「孝史、前に話した事、覚えている。
ここを建て増しする話よ。」
「うん、忘れてはいないよ。」
かおるが板前と結婚しようとしていたと言う事は、
やはり鳶人がいても寂しいのだ、
と考えた孝史は、
暇を見つけては江の島へ戻るようになった。
そんな時、妊娠六ヶ月に入っていたかおるが、
宿の建て増しの話を出してきた。
「あのね、隣の雑木林の一部を買い取ったから、
海側に大きなお風呂を作り、
客室を八部屋造って欲しいの。
勿論玄関ももっと大きくしてすぐ新館のほうへ行けるようにしてね。
なるべくなら私の出産前後に工事をするようにして欲しいから忙しいわよ。」
「すごいなあ。お姉ちゃん、そんなに稼いだのか。
もう土地は買ったのか。

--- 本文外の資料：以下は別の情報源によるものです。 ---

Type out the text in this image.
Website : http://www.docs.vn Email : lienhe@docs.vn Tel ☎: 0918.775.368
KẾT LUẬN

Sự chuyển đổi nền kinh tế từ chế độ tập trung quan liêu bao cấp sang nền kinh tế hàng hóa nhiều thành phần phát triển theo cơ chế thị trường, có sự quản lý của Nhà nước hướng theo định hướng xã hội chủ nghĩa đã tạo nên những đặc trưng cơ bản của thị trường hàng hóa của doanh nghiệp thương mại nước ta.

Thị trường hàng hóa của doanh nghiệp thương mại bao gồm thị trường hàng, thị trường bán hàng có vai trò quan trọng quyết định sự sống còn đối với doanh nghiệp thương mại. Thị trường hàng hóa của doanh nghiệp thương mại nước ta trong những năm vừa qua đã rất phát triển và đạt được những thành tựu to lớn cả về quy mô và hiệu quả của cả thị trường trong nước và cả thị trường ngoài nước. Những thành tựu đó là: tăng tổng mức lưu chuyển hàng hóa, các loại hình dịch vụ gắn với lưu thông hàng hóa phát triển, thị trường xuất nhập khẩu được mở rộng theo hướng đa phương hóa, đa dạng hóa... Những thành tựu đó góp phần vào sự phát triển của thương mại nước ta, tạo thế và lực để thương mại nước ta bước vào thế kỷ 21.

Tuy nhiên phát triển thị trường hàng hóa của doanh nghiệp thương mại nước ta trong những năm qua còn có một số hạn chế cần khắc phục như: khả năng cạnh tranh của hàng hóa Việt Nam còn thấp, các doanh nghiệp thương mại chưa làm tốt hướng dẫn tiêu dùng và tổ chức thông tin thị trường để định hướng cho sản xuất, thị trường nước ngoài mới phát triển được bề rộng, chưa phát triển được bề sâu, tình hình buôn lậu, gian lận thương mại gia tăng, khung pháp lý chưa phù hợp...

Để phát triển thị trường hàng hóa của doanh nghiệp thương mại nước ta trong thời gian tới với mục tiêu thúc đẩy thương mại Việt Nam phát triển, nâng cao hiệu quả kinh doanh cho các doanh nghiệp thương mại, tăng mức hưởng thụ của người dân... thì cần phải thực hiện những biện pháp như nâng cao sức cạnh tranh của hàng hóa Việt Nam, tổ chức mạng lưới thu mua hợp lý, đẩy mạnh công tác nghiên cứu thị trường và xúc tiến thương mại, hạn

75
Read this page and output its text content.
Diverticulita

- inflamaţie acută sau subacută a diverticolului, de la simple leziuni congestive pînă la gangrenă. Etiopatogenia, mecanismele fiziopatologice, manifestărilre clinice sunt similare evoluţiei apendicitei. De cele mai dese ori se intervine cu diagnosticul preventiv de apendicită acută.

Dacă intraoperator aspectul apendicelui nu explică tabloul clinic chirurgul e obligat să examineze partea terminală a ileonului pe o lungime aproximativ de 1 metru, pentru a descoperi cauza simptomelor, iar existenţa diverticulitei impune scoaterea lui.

」
孝史が、信じられない、と言う様な顔をしている。
常識的に考えて、
客室4部屋の小さな古い宿で、そんなに稼げるものではない。
「フ・フ・フ・・・鳶人がね、
父さんが貯めていたお金を見つけたのよ。
父さん、話をする間も無く死んでしまったでしょう。
だから何も知らなかったけど…
きっとここに来てからずっと、少しずつ貯めていたんだと思う。
昔の人みたいに、
押入れの天袋に隠していた瓶の中にお金を入れていたのよ。
父さんの物を片付けていた鳶人が見つけたの。
天上がちょっとずれていたから不審に思ったんだって。
そうよね、鳶人。」
「はい。見た時は驚いたけど…
でもお姉ちゃんは喜んでくれた。」
「当たり前だわよ。
あの土地の持ち主、
橋の近くのお土産屋さんなんだけど、
最近株で大損をして現金が必要だったらしいの。
だからあそこを売ろうとしていたの。
へんな人に売られたら大変でしょう。
だから父さんのお金が役に立ったの。
ええ、一つ返事で、手ごろな価格で売ってくれたわ。
建築資金は私たちが貯めたお金と銀行からの融資。
全く問題はなかったわよ。
この宿と土地があるからスムーズなものだったわ。